Огарок недавно только погас, глаза ещё не успели привыкнуть к мраку и различать очертания предметов и людей, томящихся в подземелье Троицкой башни Кремля вместе с Волком. Лёжа на тюфяке, набитом соломою, Иван-Волк мысленно обращался к своему брату Фёдору, чтобы тот поскорее явился и спас его из темницы, избавил от надвигающейся казни. Видимо, Максимов тоже думал о Фёдоре, раз спросил.
— А отчего зоб бывает? — прозвучал голос Коноплёва. Этот тоже не спит, а теперь уже, должно быть, ночь. Крысы вон давно разбегались.
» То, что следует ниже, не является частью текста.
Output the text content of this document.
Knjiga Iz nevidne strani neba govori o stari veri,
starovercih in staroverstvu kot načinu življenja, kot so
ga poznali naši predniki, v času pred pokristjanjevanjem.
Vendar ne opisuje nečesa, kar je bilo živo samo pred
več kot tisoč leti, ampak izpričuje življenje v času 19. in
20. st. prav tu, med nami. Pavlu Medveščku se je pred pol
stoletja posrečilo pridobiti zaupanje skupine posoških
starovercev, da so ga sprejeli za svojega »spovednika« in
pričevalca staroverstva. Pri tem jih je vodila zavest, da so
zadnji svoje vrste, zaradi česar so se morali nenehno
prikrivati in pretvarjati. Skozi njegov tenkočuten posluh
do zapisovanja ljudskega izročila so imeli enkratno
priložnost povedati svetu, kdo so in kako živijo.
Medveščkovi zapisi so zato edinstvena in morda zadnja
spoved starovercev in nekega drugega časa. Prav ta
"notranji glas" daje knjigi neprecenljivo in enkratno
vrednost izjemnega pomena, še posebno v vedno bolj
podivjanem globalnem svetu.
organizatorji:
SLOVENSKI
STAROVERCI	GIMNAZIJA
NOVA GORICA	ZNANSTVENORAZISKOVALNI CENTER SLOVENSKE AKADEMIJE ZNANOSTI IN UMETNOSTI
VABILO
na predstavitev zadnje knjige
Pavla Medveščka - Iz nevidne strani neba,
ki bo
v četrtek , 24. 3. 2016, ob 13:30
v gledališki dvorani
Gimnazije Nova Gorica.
— На кой чёрт тебе знать, — откликнулся Курицын на вопрос Коноплёва. — На тот свет придёшь, там спросишь, тебе ответят.
— Ты же говоришь, не убьют нас, — с замиранием в голосе спросил Максимов.
— Шучу, — проворчал Волк.
— Про что шутишь? — спросил Коноплёв.
— Про тот свет шучу. Спите, черти!
Воцарилось молчание.
— Не спится, — через некоторое время вздохнул Коноплёв.
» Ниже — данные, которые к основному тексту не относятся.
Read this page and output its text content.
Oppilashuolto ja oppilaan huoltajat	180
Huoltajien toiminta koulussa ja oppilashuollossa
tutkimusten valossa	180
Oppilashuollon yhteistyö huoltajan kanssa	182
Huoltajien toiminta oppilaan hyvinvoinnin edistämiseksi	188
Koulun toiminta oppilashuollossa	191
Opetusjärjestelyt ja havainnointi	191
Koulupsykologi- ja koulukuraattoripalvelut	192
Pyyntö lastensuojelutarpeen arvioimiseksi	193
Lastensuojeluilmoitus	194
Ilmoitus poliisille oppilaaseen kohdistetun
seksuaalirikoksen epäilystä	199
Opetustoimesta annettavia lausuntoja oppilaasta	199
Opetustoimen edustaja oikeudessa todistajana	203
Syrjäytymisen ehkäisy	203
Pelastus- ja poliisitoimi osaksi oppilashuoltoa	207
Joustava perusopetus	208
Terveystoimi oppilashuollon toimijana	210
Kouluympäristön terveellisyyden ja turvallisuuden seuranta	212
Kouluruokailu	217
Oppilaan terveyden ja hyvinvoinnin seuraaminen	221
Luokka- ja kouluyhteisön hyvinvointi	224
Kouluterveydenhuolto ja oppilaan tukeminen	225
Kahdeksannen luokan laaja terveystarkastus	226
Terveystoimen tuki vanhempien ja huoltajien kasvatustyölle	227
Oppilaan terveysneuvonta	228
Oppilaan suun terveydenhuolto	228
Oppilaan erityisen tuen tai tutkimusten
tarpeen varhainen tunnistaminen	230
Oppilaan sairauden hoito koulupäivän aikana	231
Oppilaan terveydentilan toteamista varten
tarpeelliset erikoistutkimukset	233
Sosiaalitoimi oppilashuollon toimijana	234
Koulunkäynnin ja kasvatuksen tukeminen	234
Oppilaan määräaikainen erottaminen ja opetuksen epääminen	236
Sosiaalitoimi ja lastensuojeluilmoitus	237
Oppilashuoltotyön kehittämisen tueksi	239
— Спите, спите — как будто нам завтра на работу, — поддержал его Максимов. — Волк! Расскажи что-нибудь!
— Жаль, что вас цепи друг от друга держат, — проворчал Курицын, — а то бы вы занялись любимым делом, да и позаснули.
— Это верно, — вздохнул Максимов. — Давно мы с тобой, Митька, не радели. Я соскучился.
— И я, — отозвался Коноплёв. — Только с такой жратвы особо не порадеешь. Волк, а Волк, расскажи и вправду чего-нибудь!
— Фёдора с нами нет, — вздохнул Иван-Волк. — Вот кто истинный мистро рассказывать.
— Где же он теперь-то? — спросил Коноплёв.
— Должно быть, в Аркадиях, — ответил Курицын. — Не бойтесь, придёт, придёт за нами братик мой Шольом, выведет отсюда невредимыми.
— Шольом... — повторил венгерское слово «сокол» Максимов. — А волк как? Шаркаш?
— Фаркаш, — поправил Курицын.
— Красивый язык угорский, только ни черта не запомнишь, — заметил Коноплёв.
— А жидовский запомнишь? — фыркнул Максимов.
— Жидовский не красив и не складен, — сказал Коноплёв. — Его и запоминать не хочется. Удивляюсь я, как Фёдор им владел.
— Ему легко языки давались, — вздохнул Волк, с особой завистью к брату вспоминая, как тот без труда мог повторить любую молитву задом наперёд. Разумеется, такую, в которой не больше ста слов. Но и то много. Удивительный был человек Фёдор! Хотя почему был? И был, и есть. Он же сказал: «Когда скажут тебе, что убили меня, — не верь ушам своим. Когда увидишь, как убивают меня, — не верь глазам своим. Меня уже никто и никогда не может убить. Даже если сожгут в огне и пепел мой развеют, Великий Строитель мира соберёт мой прах воедино и воссоздаст своего великого мистро». И Волк верил словам брата, особенно — таким значительным. Надо было теперь только молиться, чтобы Великий Строитель, или, как ещё называл своего бога Курицын, Великий Муроль, вспомнил и направил мистро Фёдора, то бишь Сокола, спасать брата Волка.